Aus meiner Sicht, und die wird von der Mehrzahl der Mitgliedsbetriebe geteilt, laufen alle Unterstützungsmodelle mehr als schleppend. Viele, auch ich, bezeichnen die Anträge als „Bürokratiemonster“. Selbst die Steuerberater, die ja diese Anträge ausfüllen müssen, klagen und stöhnen über die vielen bürokratischen Hürden, die genommen werden müssen, bis Geld fließt. Doch auch wenn dann etwas Geld fließt, dann sind es höchstens Abschlagszahlungen, die oft verspätet ankommen und zumeist nicht entscheidend zur Existenz der Unternehmen beitragen können.

"Die Unterstützung durch die lokale Politik ist sehr gut. Dort finden wir immer ein offenes Ohr und bekommen auf Fragen auch Antworten."

Peter Remm, Vorsitzender des Wirtschaftsforums Südstadt

Was könnte seitens der Politik besser laufen?

Es ist dringend notwendig, dass die Regeln, wer, wie aufmachen und seine Waren anbieten darf, überdacht werden müssen. Was ist das für ein Irrsinn, wenn zum Beispiel ein Fahrradhändler seine Werkstatt öffnen darf und dort Kunden empfangen werden, er parallel aber kein Fahrrad verkaufen darf – obwohl beides im gleichen Raum stattfindet.

„Die kleinen Geschäfte müssen wieder öffnen dürfen“, so Peter Remm vom Wirtschaftsforum Südstadt-2
Wenn nicht bald etwas passiert, dann droht vielen kleinen Geschäften die Pleite. Aufn.: Gerhard/Pixelio

Ganz wichtig wäre aber, dass die kleinen Geschäfte öffnen dürften, denn die überleben nicht so leicht wie die Globelplayer, die großen Einkaufsläden.

In großen Supermärkten, die ja nach wie vor geöffnet sind, wo tagtäglich mehrere Hundert Menschen gleichzeitig einkaufen, da ist doch das Infektionsrisiko weitaus höher als in einem kleinen Geschäft, wo sich vielleicht inklusive des Verkäufers noch zwei, drei Kunden sind – je nach Größe der Verkaufsfläche – gleichzeitig aufhalten.

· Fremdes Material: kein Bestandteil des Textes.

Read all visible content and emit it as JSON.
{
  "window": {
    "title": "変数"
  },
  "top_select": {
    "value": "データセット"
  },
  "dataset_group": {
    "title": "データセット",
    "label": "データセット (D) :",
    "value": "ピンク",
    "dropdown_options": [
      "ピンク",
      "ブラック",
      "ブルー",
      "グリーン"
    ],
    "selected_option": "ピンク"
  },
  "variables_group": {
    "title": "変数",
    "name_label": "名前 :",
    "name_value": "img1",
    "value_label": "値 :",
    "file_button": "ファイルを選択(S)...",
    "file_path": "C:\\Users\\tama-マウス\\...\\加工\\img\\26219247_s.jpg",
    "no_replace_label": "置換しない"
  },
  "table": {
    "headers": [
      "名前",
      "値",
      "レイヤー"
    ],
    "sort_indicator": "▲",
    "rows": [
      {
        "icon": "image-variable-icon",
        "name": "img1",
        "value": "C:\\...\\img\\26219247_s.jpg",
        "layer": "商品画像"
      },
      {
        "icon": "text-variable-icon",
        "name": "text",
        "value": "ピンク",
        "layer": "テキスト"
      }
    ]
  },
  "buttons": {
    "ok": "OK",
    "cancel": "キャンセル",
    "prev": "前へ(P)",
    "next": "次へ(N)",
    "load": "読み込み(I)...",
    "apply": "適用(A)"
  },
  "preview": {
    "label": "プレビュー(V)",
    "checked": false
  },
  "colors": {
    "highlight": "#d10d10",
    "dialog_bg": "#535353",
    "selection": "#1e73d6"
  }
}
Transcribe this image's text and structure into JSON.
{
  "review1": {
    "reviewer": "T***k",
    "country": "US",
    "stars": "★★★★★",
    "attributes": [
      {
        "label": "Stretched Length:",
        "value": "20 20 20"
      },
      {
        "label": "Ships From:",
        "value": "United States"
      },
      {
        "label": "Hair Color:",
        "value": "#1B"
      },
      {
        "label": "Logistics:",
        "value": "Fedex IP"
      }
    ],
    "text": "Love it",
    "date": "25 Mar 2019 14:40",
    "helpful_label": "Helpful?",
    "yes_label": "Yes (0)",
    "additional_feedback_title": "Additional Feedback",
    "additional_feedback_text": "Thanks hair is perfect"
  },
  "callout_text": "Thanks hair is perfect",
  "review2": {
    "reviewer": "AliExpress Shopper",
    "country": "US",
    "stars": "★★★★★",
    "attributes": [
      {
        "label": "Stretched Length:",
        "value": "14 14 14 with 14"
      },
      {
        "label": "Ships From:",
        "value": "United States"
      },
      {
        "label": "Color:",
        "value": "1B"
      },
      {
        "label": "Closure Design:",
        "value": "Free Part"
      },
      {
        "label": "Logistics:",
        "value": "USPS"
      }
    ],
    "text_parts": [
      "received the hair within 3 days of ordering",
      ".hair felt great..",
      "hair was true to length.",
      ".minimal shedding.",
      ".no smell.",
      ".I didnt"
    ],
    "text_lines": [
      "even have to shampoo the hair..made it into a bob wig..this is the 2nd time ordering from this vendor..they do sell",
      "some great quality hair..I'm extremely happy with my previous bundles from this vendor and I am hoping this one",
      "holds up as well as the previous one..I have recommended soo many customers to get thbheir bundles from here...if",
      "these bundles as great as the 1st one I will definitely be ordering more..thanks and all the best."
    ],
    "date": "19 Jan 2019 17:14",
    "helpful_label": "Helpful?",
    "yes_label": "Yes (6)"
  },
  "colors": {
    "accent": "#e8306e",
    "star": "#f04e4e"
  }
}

Aber es gibt doch auch die Möglichkeit online zu bestellen?


Ja, natürlich, das machen ja auch einige. Doch das ist dennoch für die kleinen Läden mehr als schwer. Denn die Leute bestellen doch lieber bei den großen Onlinehändlern. Bis ein so kleines Geschäft seinen Onlinehandel so publik gemacht hat, dass sich das lohnt, ist er möglicherweise längst pleite.

"Ich würde mir wünschen, dass die Politik zuerst einmal mit der Wirtschaft sprechen würde, um sich einen Rat einzuholen, bevor etwas verordnet wird."

Peter Remm, Vorsitzender des Wirtschaftsforums Südstadt

Was müsste Ihrer Meinung nach in Bezug auf die Situation verändert werden?

Wie ich schon sagte, ist es für mich die höchst Priorität, dass kleinere und Inhaber geführte Geschäfte wieder öffnen dürfen, sonst sehe ich in diesem Bereich für einige Mitgliedsbetriebe schwarz.

Ich bin zudem dafür, dass „laut“ und offen darüber nachgedacht werden muss, ob es sinnvoll ist, Schulen und Kitas offen zu lassen, so lange wir so hohe Infektionszahlen haben. Ich weiß, dass ich damit viele Eltern nicht gerade positiv anspreche, aber aus meiner Sicht birgt diese Gruppe ein hohes Infektionsrisiko in sich. Auch über den Öffentlichen Personennahverkehr sollte man nachdenken. Speziell in der Kernstadt würde ich ihn nahezu komplett einstellen. Das würde auch die Bereitschaft zum Homeoffice steigern und ebenfalls Ansteckungsgefahren minimieren.

Zudem würde ich mir wünschen, dass die Politik zuerst einmal mit der Wirtschaft sprechen würde, um sich einen Rat einzuholen, bevor etwas verordnet wird, was entweder nur schwer oder gar nicht umzusetzen ist.

Herr Remm, vielen Dank für das Gespräch!